A Fractyl afirma que já apresentou a documentação regulatória nos Estados Unidos para iniciar testes em humanos. “Esperamos ver dados em humanos no próximo ano, em 2026”, afirma Rajagopalan.

Os vírus são especialistas em infectar células, então os cientistas usam essa capacidade para inserir DNA em uma célula, fazendo com que ela comece a produzir as proteínas que os pesquisadores desejam – neste caso, o GLP-1.

No entanto, a terapia gênica como esta pode ser arriscada, então para minimizar o risco, os pesquisadores projetaram seu DNA para reconhecer a sequência promotora da insulina. Sequências promotoras são pequenos trechos de DNA que indicam à maquinaria de cópia da célula onde uma nova proteína começa. Funciona como um interruptor liga/desliga no DNA.

Ao fazer com que a sequência de DNA do GLP-1 reconheça o promotor da insulina, os pesquisadores vincularam a função de sua sequência à produção de insulina, outro hormônio que ajuda a regular o açúcar no sangue.

Isso significa que apenas as células que produzem insulina também produzirão GLP-1, limitando a dose que é liberada no corpo.

Isso também cria uma forma de aumentar ou diminuir o volume extra de GLP-1. Quando um camundongo come uma refeição rica em gordura e calorias, seu corpo produzirá mais insulina e também mais GLP-1, para proteger contra o ganho de peso.

Quando o organismo consome uma porção mais moderada de sua alimentação normal, não produz tanto GLP-1, assim não perde peso quando não há necessidade.

Em camundongos, os resultados têm sido promissores, afirma Dr. Randy Seeley, professor da Universidade de Michigan que estuda a sinalização hormonal relacionada ao diabetes tipo 2 e obesidade. A Fractyl contratou Seeley para testar a terapia gênica, e ele possui opções de ações na empresa.

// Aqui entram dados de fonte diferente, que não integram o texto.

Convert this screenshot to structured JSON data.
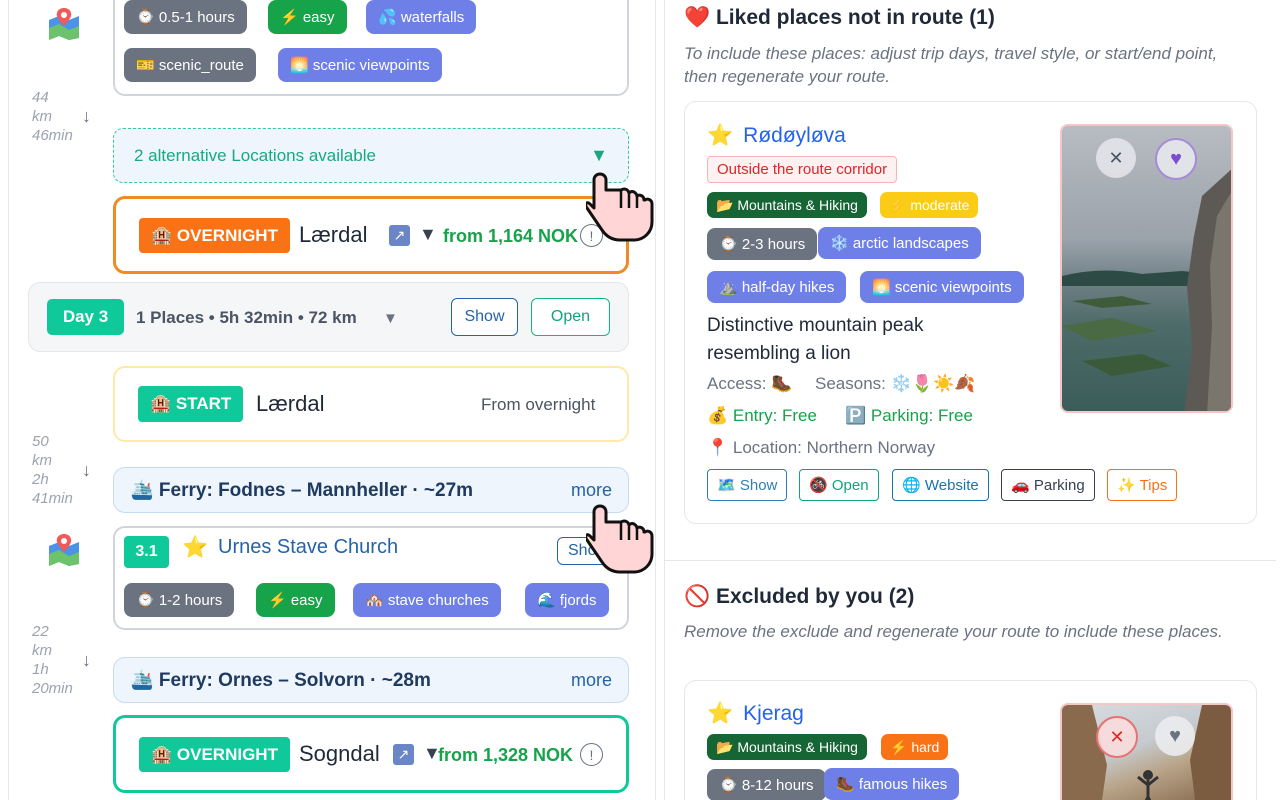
{
  "route": {
    "top_card": {
      "tags_row1": [
        "⌚ 0.5-1 hours",
        "⚡ easy",
        "💦 waterfalls"
      ],
      "tags_row2": [
        "🎫 scenic_route",
        "🌅 scenic viewpoints"
      ]
    },
    "leg1": {
      "dist": "44",
      "dist_unit": "km",
      "time": "46min"
    },
    "alternatives": {
      "label": "2 alternative Locations available",
      "arrow": "▼"
    },
    "overnight1": {
      "badge": "🏨 OVERNIGHT",
      "place": "Lærdal",
      "price": "from 1,164 NOK",
      "info": "!"
    },
    "day3": {
      "badge": "Day 3",
      "summary": "1 Places • 5h 32min • 72 km",
      "chevron": "▼",
      "show": "Show",
      "open": "Open"
    },
    "start": {
      "badge": "🏨 START",
      "place": "Lærdal",
      "from": "From overnight"
    },
    "leg2": {
      "dist": "50",
      "dist_unit": "km",
      "time1": "2h",
      "time2": "41min"
    },
    "ferry1": {
      "title": "🛳️ Ferry: Fodnes – Mannheller · ~27m",
      "more": "more"
    },
    "stop31": {
      "number": "3.1",
      "star": "⭐",
      "name": "Urnes Stave Church",
      "show": "Show",
      "tags": [
        "⌚ 1-2 hours",
        "⚡ easy",
        "🏘️ stave churches",
        "🌊 fjords"
      ]
    },
    "leg3": {
      "dist": "22",
      "dist_unit": "km",
      "time1": "1h",
      "time2": "20min"
    },
    "ferry2": {
      "title": "🛳️ Ferry: Ornes – Solvorn · ~28m",
      "more": "more"
    },
    "overnight2": {
      "badge": "🏨 OVERNIGHT",
      "place": "Sogndal",
      "price": "from 1,328 NOK",
      "info": "!"
    }
  },
  "liked": {
    "header": "❤️ Liked places not in route (1)",
    "subtitle": "To include these places: adjust trip days, travel style, or start/end point, then regenerate your route.",
    "place": {
      "star": "⭐",
      "name": "Rødøyløva",
      "warning": "Outside the route corridor",
      "tags_row1": [
        "📂 Mountains & Hiking",
        "⚡ moderate"
      ],
      "tags_row2": [
        "⌚ 2-3 hours",
        "❄️ arctic landscapes"
      ],
      "tags_row3": [
        "⛰️ half-day hikes",
        "🌅 scenic viewpoints"
      ],
      "description": "Distinctive mountain peak resembling a lion",
      "access_label": "Access: 🥾",
      "seasons_label": "Seasons: ❄️🌷☀️🍂",
      "entry": "💰 Entry: Free",
      "parking": "🅿️ Parking: Free",
      "location": "📍 Location: Northern Norway",
      "actions": [
        "🗺️ Show",
        "🚳 Open",
        "🌐 Website",
        "🚗 Parking",
        "✨ Tips"
      ],
      "close": "✕",
      "heart": "♥"
    }
  },
  "excluded": {
    "header": "🚫 Excluded by you (2)",
    "subtitle": "Remove the exclude and regenerate your route to include these places.",
    "place": {
      "star": "⭐",
      "name": "Kjerag",
      "tags_row1": [
        "📂 Mountains & Hiking",
        "⚡ hard"
      ],
      "tags_row2": [
        "⌚ 8-12 hours",
        "🥾 famous hikes"
      ],
      "close": "✕",
      "heart": "♥"
    }
  },
  "colors": {
    "teal": "#10c99a",
    "orange_border": "#f08a24",
    "overnight_badge": "#f97316",
    "link_blue": "#2563eb"
  }
}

Camundongos obesos tratados com a terapia gênica, chamada Rejuva pela Fractyl, perderam cerca de 20% do peso corporal em três semanas.

“Superou a semaglutida”, o ingrediente ativo do Ozempic e Wegovy, afirma Rajagopalan.

Quando os pesquisadores trataram camundongos com peso normal usando a terapia gênica e depois os alimentaram com uma dieta rica em gordura, os animais não ganharam peso. Seus níveis de açúcar no sangue também permaneceram normais.

Ao aplicarem a terapia gênica em camundongos magros que mantinham sua dieta normal, estes não perderam peso excessivamente. Também não desenvolveram níveis perigosamente baixos de açúcar no sangue, sugerindo que o tratamento pode ser seguro tanto para prevenir quanto para tratar e manter a obesidade.

Também pode ser uma forma de prevenir o diabetes.

Rajagopalan vislumbra um futuro onde seja possível identificar pessoas com risco de obesidade, seja por histórico familiar ou outros fatores, e oferecer-lhes terapia gênica para prevenir esse destino.

Em um ambiente alimentar onde alimentos processados foram desenvolvidos para enganar o cérebro e induzir o consumo de quantidades não saudáveis, ele vê esta terapia gênica como uma potencial ajuda para as pessoas recuperarem o controle sobre seu apetite e saúde.

“A comida está mais barata por caloria e mais amplamente disponível do que em qualquer outro momento da história humana”, diz Rajagopalan. “Simplesmente não fomos feitos para produzir GLP-1 suficiente para o mundo ao nosso redor.”

A solução, segundo ele, pode estar em ajudar o corpo a produzir mais GLP-1 por conta própria.

“Ainda há um longo caminho pela frente, e não podemos minimizar o trabalho envolvido. Quer dizer, isso equivale a dizer que vamos colonizar Marte, em termos da magnitude do esforço necessário para chegar lá”, afirma Rajagopalan. “Mas por que não aspirar a isso?”